Article that accompanied the chart from Advisor Perspectives via Leuthold Weeden:
Investors routinely attribute today’s near-record margins to operating efficiencies like factory automation and the outsourcing of labor to lower-wage foreign locales. This is certainly an attractive story, but the reality is that competition demands these actions, and many more, to merely maintain margins.
We don’t understand why economists who seem to be perfectly good capitalists in every other way think these innovations should result in a permanent jump in profitability.
For the third quarter, the National Income and Product Account (NIPA)—a broad measure of profitability that includes both public and private companies—came in at 10.1% of GDP, ticking up from a revised 10.0% in the second quarter.
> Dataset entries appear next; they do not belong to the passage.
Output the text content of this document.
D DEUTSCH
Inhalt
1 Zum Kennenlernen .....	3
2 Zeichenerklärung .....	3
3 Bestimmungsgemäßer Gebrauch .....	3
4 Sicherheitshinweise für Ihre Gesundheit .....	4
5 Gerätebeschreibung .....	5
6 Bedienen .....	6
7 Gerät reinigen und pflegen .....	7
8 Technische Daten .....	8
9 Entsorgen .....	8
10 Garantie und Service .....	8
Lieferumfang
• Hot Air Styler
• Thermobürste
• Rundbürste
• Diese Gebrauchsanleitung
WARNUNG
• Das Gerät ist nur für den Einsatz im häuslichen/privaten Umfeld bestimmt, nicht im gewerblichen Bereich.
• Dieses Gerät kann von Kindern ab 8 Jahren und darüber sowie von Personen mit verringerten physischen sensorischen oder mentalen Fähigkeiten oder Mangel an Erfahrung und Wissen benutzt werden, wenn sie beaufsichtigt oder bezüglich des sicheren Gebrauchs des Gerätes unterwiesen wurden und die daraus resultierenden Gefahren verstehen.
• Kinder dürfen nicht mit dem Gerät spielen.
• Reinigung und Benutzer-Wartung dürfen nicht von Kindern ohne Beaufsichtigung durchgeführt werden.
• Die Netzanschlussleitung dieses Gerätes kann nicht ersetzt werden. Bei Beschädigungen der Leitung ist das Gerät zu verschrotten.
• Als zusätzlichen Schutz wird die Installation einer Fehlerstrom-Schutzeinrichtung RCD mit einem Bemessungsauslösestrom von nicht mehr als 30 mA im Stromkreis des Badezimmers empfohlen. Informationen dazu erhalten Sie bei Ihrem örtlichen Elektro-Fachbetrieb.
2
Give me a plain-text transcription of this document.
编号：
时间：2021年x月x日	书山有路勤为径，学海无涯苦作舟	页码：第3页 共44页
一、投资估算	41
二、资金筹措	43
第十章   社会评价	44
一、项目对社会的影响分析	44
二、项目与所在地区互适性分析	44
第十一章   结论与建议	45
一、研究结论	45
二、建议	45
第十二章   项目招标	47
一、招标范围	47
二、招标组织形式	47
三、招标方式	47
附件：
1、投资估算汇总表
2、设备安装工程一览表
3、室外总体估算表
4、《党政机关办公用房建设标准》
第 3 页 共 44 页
The all-time record of 10.3% was established in the fourth quarter of 2011.
The table is clear: the margin expansion story of the last 20 years is a financial one, not an operating one. Net profit margins have increased to 10.1% in the latest quarter from a technology-boom peak of 7.3% in the third quarter of 1997.
But operating (or “EBIT”) margins have barely budged since that 1990’s peak—up only 20 basis points. The key developments have been the continuing shrinkage of interest expense and (secondarily) the corporate income tax burden; relative declines in these two items account for 2.6% of the 2.8% jump in net profit margins since 1997. Boring, but true.
What’s clear is that the predominant effect—the drop in interest expense—has almost certainly fully run its course. What will move margins next? Some might say 3-D printing, or even drone deliveries from Amazon. Our best guess? Gravity.